Redacción ECH
Las pequeñas empresas en Estados Unidos están entrando en una nueva fase de transformación digital impulsada por la inteligencia artificial (IA), que se está convirtiendo en una herramienta clave para competir, reducir costos y escalar operaciones en un entorno económico cada vez más exigente.
De acuerdo con un informe reciente del Bank of America Institute, más del 60 % de los pequeños negocios en el país ya utilizan algún tipo de herramienta de IA aplicada a áreas como marketing, ventas, atención al cliente y análisis de datos.
El estudio señala que esta adopción no es marginal ni experimental, sino una tendencia acelerada en 2026, impulsada por la necesidad de eficiencia operativa y por la reducción de barreras tecnológicas. Herramientas que antes estaban reservadas para grandes corporaciones ahora están disponibles a bajo costo o incluso de forma gratuita, lo que ha democratizado el acceso a capacidades avanzadas de automatización y análisis.
En el ámbito del marketing, la IA se está utilizando para generar contenido, segmentar audiencias y optimizar campañas publicitarias en tiempo real. En ventas, permite identificar patrones de comportamiento de clientes y anticipar necesidades de consumo. En atención al cliente, los chatbots y asistentes virtuales han reducido significativamente los tiempos de respuesta, mejorando la experiencia del usuario sin aumentar la carga de personal.
El informe también destaca el papel del análisis de datos como uno de los usos más estratégicos. Muchas pequeñas empresas están comenzando a integrar sistemas que les permiten tomar decisiones basadas en datos en lugar de intuición, algo que históricamente era un lujo reservado para compañías con grandes departamentos de análisis.
Este cambio está siendo especialmente relevante en un contexto económico marcado por el aumento de costos operativos, inflación persistente en algunos sectores y mayores exigencias de competitividad digital.

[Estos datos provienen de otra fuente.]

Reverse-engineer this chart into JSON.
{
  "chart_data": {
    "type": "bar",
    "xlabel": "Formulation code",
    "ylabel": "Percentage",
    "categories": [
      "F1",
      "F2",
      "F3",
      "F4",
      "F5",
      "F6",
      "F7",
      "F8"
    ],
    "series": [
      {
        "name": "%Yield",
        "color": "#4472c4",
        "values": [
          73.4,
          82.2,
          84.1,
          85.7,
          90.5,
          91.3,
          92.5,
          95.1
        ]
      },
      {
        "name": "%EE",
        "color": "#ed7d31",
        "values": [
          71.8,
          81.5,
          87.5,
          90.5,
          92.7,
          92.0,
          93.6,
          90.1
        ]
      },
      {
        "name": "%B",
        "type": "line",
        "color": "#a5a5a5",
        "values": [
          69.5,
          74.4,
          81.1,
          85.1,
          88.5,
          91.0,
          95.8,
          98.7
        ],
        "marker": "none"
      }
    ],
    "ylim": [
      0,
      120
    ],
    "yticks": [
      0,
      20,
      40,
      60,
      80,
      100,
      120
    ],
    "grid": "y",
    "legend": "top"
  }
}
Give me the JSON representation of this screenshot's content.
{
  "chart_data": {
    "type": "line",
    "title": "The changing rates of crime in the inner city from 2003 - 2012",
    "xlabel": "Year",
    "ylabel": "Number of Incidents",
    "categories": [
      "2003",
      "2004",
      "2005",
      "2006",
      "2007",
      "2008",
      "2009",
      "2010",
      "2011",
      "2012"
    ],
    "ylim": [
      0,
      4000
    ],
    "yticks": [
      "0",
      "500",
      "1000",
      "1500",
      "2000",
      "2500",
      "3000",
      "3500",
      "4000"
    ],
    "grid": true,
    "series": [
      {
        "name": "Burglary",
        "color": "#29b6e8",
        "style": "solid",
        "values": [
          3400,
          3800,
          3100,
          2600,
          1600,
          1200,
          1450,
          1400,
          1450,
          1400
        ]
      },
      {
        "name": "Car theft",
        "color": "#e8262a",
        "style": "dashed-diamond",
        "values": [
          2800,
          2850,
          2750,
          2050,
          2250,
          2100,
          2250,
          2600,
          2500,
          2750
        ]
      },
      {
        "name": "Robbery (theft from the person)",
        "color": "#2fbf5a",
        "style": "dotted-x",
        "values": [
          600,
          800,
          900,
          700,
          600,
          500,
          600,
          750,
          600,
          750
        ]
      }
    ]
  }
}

Para muchas pequeñas empresas, la IA no es solo una herramienta de innovación, sino una forma de supervivencia empresarial.
Aunque el informe no se centra exclusivamente en negocios hispanos, expertos del sector señalan que los emprendedores latinos en Estados Unidos están entre los grupos que más rápidamente están adoptando estas tecnologías, en parte por su fuerte presencia en sectores como servicios, comercio minorista y gastronomía, donde la eficiencia operativa es clave.
Sin embargo, también persisten desafíos. La brecha de conocimiento tecnológico sigue siendo un obstáculo importante para muchos pequeños empresarios, especialmente aquellos que no cuentan con formación digital previa. A esto se suma la preocupación por la dependencia excesiva de herramientas automatizadas y la necesidad de mantener un equilibrio entre tecnología y contacto humano.
Aun así, la tendencia parece clara. La inteligencia artificial ya no es un recurso futurista, sino una herramienta cotidiana en la gestión de pequeños negocios en Estados Unidos. Y según el Bank of America Institute, su impacto seguirá creciendo en los próximos años, redefiniendo la forma en que las pequeñas empresas operan, venden y se relacionan con sus clientes.